Monitoring GC pauses
The easiest way to monitor and graph how long GC pauses last is via ekg-statsd, by exposing the rts.gc.gc_wall_ms
metric.
For Cachix, a typical plot of this metric used to look like this:
From the picture, we can see that under load, we experience GC pause times of up to nearly 800 ms. Having 800 ms pauses stopping the world is far from ideal (I’ve even observed some pauses that last over a second under really heavy load), since the endpoint for checking if a certain binary exists normally takes only about 2–4 ms.
Switching to the low-latency GC
If you want to try the low-latency GC in your own code, please make sure to use GHC 8.10.3 or later since it fixes a few crashing bugs that you don’t want to encounter. Then, to enable the low-latency GC, append the following flags when invoking an executable built by GHC:
myexecutable +RTS --nonmoving-gc
For Cachix, a typical picture of GC pauses plotted over time then looks as follows:
While this is comparing apples to oranges since the load is not exactly the same between the two pictures, you can see that the distribution is now significantly different. By far the most pauses are now actually in the range of just a few milliseconds.
Unfortunately, non-moving GC can occasionally still cause relatively long pauses in the worst case (measured at 150–200 ms). We believe that this is due to the workload spawning many threads. There is still work to be done to further reduce pause times of the low-latency collector under such circumstances.
The throughput impact of the low-latency GC hasn’t been measured for this case.
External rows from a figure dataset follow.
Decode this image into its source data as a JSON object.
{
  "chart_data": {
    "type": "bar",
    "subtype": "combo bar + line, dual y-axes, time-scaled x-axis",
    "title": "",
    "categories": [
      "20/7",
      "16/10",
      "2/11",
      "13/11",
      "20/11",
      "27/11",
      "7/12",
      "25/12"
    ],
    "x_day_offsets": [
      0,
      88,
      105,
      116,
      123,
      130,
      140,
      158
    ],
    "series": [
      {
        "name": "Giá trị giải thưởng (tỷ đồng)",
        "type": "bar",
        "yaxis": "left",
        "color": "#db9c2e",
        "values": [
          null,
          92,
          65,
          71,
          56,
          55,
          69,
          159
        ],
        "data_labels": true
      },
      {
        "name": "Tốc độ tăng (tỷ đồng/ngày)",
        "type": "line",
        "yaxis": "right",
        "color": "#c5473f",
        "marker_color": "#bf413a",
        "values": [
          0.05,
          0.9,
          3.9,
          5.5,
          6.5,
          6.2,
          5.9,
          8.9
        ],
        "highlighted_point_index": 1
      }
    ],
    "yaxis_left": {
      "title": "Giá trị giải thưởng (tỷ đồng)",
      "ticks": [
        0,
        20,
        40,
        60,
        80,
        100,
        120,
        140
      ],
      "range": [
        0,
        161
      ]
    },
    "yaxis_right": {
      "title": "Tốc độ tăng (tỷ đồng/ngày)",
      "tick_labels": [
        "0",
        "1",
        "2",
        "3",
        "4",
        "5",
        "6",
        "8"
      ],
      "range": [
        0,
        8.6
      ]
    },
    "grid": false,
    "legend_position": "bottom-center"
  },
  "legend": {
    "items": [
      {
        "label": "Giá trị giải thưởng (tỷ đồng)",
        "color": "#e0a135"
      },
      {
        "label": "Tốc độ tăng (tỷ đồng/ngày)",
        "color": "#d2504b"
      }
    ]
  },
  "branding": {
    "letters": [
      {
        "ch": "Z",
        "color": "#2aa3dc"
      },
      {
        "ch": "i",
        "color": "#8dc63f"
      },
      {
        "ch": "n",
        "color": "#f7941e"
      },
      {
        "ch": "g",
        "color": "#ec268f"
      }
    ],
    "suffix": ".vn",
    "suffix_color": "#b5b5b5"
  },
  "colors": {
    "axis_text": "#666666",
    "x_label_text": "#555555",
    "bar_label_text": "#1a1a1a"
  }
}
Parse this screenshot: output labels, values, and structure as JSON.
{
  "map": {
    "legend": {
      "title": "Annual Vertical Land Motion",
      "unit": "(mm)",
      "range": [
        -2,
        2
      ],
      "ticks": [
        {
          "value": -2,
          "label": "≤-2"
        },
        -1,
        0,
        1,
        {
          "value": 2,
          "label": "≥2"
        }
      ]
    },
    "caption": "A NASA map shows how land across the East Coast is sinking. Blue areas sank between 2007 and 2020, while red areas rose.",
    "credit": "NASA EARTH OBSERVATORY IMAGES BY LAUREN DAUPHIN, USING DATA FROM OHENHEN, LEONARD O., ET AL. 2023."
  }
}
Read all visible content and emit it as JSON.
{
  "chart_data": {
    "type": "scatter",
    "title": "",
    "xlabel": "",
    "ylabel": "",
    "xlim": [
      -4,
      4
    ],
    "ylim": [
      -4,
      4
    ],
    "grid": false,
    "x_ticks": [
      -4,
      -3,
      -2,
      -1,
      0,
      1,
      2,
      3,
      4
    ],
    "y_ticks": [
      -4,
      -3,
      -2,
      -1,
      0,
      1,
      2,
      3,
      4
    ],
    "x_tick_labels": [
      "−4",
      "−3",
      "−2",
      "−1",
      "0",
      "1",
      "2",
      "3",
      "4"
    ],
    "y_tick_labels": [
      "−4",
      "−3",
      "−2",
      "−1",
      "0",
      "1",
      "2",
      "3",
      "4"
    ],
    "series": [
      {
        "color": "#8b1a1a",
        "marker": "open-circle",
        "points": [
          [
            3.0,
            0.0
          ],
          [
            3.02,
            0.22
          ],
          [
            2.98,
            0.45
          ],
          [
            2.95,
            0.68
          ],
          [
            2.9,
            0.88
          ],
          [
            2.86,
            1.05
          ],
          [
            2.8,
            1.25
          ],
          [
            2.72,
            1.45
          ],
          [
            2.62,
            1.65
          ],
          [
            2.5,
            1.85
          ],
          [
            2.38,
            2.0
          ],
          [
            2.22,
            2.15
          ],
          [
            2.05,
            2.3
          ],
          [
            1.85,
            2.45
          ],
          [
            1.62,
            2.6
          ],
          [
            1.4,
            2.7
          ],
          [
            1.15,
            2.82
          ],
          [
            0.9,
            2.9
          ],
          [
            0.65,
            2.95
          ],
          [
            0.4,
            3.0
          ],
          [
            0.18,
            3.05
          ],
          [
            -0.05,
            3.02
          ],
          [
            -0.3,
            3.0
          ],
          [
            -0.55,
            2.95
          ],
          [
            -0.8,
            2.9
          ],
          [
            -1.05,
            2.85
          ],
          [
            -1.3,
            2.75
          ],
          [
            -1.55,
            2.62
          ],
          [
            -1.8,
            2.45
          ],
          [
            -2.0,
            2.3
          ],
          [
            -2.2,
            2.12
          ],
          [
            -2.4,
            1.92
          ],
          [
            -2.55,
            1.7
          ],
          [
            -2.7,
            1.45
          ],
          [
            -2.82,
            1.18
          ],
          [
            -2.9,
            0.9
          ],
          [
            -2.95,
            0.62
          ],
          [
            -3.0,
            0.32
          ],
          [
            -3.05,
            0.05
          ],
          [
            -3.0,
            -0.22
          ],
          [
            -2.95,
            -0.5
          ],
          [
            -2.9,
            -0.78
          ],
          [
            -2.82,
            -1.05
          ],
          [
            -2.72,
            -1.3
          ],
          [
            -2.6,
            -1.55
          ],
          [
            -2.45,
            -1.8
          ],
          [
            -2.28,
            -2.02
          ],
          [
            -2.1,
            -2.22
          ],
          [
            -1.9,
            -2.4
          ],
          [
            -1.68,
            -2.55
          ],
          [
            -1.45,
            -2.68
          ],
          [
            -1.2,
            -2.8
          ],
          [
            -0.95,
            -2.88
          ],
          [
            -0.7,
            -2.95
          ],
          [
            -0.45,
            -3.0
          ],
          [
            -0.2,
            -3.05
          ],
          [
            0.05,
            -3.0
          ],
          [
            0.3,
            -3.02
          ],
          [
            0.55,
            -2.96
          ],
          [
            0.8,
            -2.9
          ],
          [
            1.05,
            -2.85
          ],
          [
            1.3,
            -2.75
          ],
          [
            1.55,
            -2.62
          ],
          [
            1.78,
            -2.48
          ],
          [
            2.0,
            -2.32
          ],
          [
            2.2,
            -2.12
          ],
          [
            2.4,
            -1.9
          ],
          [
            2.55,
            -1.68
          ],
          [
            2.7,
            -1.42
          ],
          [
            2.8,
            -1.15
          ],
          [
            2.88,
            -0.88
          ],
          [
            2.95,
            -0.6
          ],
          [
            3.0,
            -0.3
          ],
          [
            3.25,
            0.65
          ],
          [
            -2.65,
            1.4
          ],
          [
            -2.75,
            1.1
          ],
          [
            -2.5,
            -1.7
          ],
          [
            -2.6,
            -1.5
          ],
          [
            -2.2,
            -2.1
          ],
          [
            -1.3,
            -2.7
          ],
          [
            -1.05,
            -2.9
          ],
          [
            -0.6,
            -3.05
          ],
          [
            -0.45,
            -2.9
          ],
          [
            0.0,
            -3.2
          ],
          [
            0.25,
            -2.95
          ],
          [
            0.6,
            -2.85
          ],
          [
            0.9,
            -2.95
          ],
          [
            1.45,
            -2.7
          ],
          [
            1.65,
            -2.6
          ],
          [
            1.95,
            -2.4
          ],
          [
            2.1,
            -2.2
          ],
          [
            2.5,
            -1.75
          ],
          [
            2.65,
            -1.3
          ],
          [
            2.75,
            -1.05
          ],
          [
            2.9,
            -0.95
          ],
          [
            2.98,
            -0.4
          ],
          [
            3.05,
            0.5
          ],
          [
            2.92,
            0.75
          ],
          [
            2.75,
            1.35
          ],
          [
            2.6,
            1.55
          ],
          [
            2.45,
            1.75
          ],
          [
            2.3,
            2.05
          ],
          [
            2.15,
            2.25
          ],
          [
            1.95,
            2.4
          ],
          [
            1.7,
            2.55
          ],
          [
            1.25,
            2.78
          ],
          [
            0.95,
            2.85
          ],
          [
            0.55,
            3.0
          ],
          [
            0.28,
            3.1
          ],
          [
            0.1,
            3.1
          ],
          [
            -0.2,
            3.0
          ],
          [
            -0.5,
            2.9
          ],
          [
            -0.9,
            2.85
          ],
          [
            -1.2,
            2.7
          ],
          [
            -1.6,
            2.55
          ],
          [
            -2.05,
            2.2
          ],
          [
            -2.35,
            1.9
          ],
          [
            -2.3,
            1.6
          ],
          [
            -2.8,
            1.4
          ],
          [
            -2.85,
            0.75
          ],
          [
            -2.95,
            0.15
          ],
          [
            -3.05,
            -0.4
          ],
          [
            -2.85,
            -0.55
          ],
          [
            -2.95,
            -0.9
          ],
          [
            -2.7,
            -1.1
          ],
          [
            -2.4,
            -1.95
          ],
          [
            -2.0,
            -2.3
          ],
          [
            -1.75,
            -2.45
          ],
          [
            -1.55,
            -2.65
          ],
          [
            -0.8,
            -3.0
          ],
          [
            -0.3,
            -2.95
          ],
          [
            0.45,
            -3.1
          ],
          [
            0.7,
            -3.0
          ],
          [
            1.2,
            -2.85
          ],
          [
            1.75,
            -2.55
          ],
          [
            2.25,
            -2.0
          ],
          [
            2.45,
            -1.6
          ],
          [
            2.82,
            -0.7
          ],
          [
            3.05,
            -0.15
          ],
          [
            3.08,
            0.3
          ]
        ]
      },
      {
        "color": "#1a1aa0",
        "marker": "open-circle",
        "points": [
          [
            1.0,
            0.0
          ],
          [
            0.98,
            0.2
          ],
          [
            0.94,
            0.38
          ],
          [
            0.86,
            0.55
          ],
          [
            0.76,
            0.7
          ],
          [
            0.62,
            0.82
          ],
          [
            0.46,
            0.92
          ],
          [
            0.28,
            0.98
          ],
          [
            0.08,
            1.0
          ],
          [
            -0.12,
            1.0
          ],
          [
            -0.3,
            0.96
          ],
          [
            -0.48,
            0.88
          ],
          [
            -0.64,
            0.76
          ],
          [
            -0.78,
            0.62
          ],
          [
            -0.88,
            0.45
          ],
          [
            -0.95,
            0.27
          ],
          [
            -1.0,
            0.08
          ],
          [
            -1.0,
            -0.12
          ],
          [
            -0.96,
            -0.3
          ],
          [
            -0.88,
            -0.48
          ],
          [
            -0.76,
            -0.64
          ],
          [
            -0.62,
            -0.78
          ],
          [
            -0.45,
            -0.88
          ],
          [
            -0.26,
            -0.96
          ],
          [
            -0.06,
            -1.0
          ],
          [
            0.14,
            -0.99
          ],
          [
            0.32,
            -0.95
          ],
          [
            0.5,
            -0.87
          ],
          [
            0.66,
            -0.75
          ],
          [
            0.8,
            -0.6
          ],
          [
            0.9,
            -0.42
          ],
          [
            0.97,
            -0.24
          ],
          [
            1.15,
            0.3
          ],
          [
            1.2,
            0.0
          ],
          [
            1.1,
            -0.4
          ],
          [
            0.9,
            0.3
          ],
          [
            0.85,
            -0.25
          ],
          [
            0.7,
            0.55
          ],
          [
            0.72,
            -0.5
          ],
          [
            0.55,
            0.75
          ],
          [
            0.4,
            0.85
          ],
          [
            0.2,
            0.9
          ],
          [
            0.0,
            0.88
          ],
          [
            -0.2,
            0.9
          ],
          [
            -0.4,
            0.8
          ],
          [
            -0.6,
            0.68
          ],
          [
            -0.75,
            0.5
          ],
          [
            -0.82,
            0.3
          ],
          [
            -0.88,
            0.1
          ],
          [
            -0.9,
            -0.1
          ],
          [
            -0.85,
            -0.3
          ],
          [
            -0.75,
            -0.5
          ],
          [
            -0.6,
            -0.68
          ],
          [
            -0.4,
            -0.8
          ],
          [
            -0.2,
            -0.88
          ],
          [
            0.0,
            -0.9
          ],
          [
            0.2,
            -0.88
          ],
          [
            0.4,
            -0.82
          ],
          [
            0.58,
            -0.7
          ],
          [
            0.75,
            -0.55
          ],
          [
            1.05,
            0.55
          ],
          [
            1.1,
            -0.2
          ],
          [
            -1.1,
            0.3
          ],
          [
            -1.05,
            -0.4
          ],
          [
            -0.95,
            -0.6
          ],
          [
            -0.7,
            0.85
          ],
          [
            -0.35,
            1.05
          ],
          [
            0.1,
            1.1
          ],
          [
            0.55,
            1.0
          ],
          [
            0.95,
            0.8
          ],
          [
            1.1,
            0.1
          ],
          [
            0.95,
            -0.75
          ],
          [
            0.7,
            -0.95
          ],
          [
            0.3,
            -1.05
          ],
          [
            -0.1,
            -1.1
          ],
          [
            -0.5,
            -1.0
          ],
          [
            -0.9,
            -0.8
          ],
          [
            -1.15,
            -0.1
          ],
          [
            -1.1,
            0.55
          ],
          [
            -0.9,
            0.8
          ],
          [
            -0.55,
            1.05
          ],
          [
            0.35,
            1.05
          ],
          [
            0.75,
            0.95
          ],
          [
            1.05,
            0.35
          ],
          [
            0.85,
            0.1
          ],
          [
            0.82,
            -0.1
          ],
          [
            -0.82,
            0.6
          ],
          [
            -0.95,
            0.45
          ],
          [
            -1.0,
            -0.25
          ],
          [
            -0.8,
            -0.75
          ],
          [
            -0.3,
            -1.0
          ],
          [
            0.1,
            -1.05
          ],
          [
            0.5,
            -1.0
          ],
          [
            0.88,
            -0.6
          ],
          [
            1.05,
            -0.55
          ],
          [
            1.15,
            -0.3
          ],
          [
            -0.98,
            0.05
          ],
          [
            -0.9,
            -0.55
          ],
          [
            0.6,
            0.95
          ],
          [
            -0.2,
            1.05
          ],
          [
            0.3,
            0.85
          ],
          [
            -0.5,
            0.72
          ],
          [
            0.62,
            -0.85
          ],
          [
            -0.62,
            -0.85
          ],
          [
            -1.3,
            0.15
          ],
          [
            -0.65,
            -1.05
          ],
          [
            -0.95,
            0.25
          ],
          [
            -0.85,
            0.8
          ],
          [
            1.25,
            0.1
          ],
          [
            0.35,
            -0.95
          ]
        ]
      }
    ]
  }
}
The response time of a “does this binary exist?” request is still within the 2–4 ms range most of the time.
Conclusion
Monitor GC pauses to understand how they impact your application response times.
Non-moving GC has been running in production for over a month, reducing worst-case response time for a performance-sensitive endpoint without any issues.
Being able to monitor the total number of threads in the RTS would improve production insights, but that is yet to be implemented.